Fifteen later, it was reopened after an updated affidavit was filed.

Dalrymple Philibert has strongly refuted the complaint against her. She sought orders (pursuant to the Legal Profession) Disciplinary Proceedings (amendments) Rules 2014 (Rule)7(2) that (a) “Complaint No.168/2013 or such part(s) thereof relating to the professional conduct of the applicant in handling the estate of Clinton Clarke, deceased, be dismissed and/or stayed on the ground that the delay in prosecuting the said complaint has caused substantial prejudice to the applicant and is therefore an abuse of the process of the Tribunal. (b) There be such further or other relief as may be just in the circumstances…”

On June 29, 2017 an amended Notice of Application to dismiss/stay proceedings sought orders that the delay will deny or deprive her of a fair hearing/trial; substantial prejudice has arisen because of the delay, and if the hearing is permitted to proceed after all the delay and/or prejudice, there will be an abuse of the process and/or breach of the provisions of the Charter of Fundamental Rights and Freedoms (Charter of Rights) sections 13 and 16(1) and (2).

Her affidavit said the substance of the allegation is the same as part of or similar to the earlier complaint, which is contrary to the principles of res judicata, issue estoppels, and that it was an abuse of process.

The facts of the case outlined by the GLC in the June 2 letter are almost the same to that submitted by Dalrymple Philibert following the GLC’s decision to reopen the case. Submissions from Braham for Dalrymple Philibert and John Clarke for the Clarke estate, no relation to the deceased, were taken and considered by the three-man panel of the Disciplinary Committee.

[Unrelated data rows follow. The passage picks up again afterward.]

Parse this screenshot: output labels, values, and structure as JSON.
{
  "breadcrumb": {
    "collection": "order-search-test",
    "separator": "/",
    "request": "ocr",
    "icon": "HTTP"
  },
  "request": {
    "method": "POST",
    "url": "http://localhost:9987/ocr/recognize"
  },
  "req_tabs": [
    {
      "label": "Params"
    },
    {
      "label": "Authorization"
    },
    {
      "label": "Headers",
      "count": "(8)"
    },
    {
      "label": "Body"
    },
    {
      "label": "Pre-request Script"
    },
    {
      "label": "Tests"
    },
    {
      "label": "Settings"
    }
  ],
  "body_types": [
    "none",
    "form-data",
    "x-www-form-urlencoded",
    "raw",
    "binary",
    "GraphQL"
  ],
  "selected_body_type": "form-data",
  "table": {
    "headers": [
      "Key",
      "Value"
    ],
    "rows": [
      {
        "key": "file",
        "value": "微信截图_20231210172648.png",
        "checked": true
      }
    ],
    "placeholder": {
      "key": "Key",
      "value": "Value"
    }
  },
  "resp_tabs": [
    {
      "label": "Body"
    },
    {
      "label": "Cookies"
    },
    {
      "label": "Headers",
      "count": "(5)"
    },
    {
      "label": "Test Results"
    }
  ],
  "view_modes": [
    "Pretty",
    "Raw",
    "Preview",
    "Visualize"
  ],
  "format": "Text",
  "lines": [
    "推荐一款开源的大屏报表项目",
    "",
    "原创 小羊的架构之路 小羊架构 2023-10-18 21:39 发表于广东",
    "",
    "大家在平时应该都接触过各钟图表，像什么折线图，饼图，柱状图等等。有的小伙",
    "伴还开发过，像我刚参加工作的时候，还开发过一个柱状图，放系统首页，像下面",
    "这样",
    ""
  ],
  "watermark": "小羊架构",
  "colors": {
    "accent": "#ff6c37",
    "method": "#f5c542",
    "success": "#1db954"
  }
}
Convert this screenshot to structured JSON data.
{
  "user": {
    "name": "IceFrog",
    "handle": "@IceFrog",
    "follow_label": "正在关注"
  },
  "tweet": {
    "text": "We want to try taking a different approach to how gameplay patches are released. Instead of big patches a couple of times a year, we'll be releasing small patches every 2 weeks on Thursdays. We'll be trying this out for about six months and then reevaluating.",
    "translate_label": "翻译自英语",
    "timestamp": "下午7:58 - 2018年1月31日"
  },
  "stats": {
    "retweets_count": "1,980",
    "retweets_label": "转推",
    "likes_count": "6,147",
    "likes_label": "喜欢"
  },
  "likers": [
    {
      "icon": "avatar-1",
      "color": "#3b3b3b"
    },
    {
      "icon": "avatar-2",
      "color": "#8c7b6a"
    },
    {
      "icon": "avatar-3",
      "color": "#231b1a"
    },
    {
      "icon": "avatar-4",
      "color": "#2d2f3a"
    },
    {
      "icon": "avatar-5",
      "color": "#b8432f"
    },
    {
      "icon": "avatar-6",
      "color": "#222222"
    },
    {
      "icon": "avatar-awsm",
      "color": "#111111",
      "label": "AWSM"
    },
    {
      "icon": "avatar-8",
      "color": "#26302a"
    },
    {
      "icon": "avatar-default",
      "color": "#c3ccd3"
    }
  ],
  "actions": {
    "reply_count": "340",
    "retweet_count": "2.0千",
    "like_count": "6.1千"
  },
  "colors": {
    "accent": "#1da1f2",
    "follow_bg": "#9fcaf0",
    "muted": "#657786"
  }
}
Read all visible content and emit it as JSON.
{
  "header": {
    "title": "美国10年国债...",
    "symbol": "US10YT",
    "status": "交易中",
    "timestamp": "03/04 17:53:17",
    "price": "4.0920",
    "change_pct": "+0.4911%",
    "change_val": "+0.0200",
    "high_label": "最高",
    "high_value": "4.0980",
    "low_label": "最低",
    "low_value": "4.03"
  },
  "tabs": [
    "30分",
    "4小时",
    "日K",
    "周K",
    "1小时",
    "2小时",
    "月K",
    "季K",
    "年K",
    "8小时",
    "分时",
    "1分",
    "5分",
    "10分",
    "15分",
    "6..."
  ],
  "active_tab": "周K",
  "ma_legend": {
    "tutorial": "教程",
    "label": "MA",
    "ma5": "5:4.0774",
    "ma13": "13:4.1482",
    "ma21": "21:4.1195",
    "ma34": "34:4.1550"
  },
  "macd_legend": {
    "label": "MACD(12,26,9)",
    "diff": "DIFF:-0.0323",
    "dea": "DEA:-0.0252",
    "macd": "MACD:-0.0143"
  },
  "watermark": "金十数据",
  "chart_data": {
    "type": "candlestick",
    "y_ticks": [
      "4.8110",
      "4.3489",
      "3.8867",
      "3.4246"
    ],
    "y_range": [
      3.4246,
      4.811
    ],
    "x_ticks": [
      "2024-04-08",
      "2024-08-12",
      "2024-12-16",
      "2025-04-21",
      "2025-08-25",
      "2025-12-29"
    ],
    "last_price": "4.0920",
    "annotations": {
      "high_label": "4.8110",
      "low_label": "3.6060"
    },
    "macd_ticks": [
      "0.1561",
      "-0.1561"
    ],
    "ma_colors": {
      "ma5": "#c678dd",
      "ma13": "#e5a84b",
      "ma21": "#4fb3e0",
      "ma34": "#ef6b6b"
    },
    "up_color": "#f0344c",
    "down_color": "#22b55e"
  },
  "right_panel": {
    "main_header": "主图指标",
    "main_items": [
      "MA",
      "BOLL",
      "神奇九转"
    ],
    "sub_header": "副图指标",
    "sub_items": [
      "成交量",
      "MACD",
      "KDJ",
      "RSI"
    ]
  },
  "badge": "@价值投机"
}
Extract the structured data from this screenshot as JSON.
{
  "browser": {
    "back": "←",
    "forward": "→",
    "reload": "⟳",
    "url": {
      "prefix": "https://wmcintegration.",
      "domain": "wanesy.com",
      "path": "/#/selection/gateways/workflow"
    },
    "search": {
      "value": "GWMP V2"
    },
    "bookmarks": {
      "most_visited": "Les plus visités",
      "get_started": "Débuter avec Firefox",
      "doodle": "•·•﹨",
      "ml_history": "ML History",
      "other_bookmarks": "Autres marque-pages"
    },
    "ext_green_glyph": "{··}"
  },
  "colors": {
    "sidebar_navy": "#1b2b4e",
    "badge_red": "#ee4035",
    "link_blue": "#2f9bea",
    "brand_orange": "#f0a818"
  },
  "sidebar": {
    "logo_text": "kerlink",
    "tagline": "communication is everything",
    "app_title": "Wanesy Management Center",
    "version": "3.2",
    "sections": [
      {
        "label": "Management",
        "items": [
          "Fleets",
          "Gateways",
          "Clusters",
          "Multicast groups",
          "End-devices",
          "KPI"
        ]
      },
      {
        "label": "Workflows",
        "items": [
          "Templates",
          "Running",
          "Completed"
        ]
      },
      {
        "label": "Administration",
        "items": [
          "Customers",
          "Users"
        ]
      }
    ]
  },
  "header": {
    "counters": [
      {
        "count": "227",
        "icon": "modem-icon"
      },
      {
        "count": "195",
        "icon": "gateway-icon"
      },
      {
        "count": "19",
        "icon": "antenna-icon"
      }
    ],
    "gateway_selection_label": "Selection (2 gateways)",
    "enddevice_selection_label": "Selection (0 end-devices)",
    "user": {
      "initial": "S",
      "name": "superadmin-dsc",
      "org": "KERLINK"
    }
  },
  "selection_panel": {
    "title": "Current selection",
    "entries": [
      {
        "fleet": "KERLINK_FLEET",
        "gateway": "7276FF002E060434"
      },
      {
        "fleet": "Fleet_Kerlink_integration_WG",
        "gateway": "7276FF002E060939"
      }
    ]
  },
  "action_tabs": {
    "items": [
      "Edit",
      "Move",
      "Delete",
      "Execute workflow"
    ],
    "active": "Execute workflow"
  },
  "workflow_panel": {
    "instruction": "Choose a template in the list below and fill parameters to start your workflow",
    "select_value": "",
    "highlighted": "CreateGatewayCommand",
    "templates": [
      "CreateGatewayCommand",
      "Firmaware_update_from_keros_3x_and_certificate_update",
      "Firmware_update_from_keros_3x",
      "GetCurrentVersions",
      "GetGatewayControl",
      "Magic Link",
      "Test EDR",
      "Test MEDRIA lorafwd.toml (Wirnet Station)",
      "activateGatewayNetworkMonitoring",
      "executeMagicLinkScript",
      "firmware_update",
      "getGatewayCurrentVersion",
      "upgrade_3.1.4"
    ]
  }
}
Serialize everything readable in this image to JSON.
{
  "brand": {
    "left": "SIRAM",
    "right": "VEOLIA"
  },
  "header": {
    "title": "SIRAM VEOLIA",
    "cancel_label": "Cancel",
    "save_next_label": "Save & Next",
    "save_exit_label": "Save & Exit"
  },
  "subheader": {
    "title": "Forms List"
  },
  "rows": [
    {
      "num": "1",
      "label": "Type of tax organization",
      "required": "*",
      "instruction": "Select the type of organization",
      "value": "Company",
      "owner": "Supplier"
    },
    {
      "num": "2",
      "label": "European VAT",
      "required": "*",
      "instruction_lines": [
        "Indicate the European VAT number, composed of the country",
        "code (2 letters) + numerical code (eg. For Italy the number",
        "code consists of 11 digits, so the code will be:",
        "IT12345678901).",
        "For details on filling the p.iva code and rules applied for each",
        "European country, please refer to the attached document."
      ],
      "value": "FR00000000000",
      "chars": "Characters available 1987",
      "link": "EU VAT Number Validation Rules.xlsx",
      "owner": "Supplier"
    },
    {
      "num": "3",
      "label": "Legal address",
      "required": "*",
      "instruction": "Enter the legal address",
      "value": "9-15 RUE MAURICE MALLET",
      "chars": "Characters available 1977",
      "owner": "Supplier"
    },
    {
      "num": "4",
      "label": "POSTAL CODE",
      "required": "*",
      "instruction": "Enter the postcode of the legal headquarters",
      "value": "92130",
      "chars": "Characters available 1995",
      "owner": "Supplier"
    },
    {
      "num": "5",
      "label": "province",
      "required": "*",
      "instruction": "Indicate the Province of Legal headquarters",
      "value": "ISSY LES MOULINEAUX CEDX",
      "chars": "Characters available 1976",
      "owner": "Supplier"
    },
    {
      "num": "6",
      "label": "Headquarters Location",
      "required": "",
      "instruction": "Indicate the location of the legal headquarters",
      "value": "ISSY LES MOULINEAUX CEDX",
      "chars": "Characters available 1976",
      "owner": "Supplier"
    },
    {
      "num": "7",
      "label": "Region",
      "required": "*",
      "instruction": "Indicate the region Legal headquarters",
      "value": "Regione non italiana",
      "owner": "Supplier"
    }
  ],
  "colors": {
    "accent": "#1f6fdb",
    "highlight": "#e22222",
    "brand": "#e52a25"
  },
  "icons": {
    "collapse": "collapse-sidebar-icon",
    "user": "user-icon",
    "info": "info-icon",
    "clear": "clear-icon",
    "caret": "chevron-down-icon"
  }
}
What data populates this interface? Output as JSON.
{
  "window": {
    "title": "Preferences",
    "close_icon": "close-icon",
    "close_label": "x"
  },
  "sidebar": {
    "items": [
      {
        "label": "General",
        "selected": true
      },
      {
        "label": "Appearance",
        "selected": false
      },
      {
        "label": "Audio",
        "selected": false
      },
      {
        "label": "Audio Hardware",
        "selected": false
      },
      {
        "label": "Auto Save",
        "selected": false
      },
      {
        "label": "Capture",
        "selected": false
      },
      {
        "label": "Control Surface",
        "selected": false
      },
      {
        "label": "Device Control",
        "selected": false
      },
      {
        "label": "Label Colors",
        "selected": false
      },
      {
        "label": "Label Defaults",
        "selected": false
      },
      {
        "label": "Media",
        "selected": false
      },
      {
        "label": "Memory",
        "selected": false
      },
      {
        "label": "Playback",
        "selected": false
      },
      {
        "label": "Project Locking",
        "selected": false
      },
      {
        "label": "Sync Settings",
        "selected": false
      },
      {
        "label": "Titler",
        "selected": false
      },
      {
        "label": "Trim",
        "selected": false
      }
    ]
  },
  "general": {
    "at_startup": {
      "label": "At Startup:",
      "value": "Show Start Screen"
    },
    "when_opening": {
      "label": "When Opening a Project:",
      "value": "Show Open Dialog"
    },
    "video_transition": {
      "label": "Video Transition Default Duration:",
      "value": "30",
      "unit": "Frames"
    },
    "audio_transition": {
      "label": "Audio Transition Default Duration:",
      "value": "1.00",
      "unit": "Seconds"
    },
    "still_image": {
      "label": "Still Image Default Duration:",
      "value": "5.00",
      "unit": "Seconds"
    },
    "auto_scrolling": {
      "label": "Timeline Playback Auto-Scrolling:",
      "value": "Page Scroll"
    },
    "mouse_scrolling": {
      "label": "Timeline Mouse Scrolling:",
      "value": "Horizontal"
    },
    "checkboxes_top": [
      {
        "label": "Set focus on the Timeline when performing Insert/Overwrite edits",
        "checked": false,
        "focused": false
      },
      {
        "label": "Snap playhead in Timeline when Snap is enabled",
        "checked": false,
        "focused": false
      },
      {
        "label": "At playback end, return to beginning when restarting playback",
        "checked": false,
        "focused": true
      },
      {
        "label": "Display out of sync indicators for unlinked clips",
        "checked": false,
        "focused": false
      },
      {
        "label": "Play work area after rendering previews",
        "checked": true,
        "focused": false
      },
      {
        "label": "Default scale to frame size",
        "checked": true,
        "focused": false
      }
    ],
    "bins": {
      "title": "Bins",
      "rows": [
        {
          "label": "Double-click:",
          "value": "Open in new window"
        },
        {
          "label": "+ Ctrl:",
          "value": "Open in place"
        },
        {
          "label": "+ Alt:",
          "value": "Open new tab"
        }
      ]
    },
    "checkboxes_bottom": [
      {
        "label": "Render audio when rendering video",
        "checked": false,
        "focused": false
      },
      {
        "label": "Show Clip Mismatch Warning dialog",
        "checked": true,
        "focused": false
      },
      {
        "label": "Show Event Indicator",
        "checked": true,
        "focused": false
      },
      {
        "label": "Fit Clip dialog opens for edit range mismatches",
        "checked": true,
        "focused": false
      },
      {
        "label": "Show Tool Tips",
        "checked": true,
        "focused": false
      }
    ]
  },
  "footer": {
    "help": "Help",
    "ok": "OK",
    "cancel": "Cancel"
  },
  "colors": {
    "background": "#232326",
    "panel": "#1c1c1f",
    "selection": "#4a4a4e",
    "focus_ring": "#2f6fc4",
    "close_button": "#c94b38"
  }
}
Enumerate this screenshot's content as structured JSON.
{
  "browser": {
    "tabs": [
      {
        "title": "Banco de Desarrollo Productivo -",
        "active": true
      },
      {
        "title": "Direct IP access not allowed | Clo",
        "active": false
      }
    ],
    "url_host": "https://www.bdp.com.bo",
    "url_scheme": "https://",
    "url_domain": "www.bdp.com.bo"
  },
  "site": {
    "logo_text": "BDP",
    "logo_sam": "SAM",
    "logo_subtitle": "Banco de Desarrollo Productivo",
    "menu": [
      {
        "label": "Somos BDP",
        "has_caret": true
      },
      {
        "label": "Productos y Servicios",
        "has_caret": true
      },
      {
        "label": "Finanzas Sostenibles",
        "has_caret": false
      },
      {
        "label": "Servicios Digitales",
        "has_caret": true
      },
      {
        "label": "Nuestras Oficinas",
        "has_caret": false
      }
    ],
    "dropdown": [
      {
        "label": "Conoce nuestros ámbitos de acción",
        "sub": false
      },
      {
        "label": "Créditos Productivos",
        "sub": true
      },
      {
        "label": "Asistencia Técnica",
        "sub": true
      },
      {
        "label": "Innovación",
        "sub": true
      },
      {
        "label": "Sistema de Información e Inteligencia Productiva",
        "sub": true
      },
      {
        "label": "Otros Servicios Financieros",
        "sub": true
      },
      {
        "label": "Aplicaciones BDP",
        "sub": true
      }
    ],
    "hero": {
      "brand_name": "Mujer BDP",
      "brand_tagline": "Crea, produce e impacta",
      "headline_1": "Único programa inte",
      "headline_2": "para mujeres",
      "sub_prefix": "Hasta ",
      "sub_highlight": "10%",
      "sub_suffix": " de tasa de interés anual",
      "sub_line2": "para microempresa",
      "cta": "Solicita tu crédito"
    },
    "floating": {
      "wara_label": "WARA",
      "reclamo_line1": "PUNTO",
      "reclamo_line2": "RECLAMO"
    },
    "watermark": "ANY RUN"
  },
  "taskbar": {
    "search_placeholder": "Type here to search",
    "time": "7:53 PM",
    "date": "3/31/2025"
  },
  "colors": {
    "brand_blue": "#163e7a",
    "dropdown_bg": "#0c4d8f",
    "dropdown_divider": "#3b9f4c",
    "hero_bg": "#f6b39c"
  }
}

The letter said Braham cited a number of authorities to support the two issues which should bar the hearing. The panel said the principles of the authorities were not applicable as the complaint brought in 1995 was dismissed without a hearing on said merit.

John Clarke, in his submissions, said the Disciplinary Committee was a creature of statute and that it could not exercise a power or authority not given to it by Statute; that it has no power to stay or strike out the matter; that there was never a hearing on the merits for issue estoppels to arise; and though there was a delay, there were reasons inclusive of the attorney’s own action.

Richard Clarke has written to more than a dozen policing and investigating bodies seeking compensation for what he alleges to be professional misconduct.

The complaint involves three properties, but at the heart of the dispute is the commercial property at 92 Barnett Street, which Dalrymple Philibert is alleged to have sold after fraudulently obtaining a title and failure to discharge the matters for which her services were sought.